The GPS variant of the clock worked, but for me, WiFi works better than GPS. And when I need to connect up to the network, I invariably reach for a Raspberry Pi Zero W. They're cheap and small, but powerful.

For the GPS variant, I used an LDO to derive 3.3 volts from the 15 volt power input. That was ok because the current requirements for the ATTiny and GPS chip were small enough that the high voltage drop didn't make for too much power dissipation. But for a Pi Zero, that's no longer a reasonable assertion. In the past, most of the buck converters I had used either had a low maximum input voltage, or were just controllers, and required external diodes and in some cases MOSFETs. However, for this project, I discovered the AP63205WU buck converter. It has a spectacularly wide input voltage range and a synchronous rectifier, so it only requires input and output capacitance, an inductor, and a single, small bootstrap cap. The result powers the Pi perfectly, so far as I can tell.

The MOSFET circuitry is almost the same as the GPS version, but I added pull-down resistors to the gates because most of the time the GPIO pins are in a high-impedance state and it was important to anchor the gates to the inactive state.

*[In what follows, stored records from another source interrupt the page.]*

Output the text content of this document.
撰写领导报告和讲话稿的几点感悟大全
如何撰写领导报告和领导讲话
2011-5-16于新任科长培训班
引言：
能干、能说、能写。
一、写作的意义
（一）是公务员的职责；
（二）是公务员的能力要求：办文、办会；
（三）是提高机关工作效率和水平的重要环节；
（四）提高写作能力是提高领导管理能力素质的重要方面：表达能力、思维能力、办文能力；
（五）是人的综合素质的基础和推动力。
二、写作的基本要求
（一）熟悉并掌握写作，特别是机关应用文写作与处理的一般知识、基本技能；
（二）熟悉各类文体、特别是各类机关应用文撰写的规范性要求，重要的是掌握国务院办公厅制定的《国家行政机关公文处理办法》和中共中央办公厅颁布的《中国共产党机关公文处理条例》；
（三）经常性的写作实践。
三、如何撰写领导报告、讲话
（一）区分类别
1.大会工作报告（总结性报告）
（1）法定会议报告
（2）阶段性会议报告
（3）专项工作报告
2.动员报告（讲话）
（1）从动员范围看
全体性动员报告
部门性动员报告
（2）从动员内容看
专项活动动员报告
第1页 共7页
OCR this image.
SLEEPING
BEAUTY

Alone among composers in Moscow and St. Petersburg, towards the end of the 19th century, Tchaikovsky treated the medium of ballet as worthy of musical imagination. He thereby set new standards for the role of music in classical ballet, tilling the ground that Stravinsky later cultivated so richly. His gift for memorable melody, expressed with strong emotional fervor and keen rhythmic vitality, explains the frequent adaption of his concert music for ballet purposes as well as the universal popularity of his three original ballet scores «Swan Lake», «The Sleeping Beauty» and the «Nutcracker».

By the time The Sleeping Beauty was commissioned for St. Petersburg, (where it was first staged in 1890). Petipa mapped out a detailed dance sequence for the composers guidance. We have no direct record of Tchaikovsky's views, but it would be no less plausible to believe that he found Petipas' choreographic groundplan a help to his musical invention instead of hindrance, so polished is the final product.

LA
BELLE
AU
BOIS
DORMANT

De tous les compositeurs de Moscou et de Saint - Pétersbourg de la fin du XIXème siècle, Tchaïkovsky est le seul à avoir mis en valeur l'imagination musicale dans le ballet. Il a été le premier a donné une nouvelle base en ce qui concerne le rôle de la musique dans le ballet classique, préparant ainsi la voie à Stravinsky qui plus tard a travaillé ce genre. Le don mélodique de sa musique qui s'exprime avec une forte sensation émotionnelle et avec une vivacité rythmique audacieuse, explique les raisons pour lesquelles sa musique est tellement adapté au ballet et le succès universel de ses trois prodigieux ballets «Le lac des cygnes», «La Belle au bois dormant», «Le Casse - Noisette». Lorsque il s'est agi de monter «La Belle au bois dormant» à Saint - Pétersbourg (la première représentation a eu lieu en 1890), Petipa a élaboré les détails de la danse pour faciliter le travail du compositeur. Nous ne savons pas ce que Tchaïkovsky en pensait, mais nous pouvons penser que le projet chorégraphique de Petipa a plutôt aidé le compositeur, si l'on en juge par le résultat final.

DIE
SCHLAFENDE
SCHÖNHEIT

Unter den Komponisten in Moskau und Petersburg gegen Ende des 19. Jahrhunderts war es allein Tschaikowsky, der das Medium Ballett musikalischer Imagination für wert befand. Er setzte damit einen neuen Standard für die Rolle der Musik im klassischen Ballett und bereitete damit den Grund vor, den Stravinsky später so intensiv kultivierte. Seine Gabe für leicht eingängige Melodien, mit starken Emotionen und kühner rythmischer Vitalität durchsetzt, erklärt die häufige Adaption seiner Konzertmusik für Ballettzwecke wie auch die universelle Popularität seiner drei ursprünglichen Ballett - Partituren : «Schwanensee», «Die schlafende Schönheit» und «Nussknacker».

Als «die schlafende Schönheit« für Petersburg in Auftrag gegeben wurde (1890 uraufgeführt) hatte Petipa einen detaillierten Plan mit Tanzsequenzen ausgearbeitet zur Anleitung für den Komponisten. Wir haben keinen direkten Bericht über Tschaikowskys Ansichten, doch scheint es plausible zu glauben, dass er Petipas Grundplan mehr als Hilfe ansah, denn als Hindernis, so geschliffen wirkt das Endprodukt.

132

There's also a console interface that breaks out the serial pins on the Pi, including a diode-resistor level shifter to allow the RX pin to be 5v TTL safe.

Python support for Raspberry Pi GPIOs is particularly mature, so I wrote a little python script to actually do the chiming. It runs out of cron, and the script is set up to run in the minute before the quarter (so, 14,29,44,59). The script waits carefully for the correct second and then exercises the GPIOs to chime the same way as the embedded variant.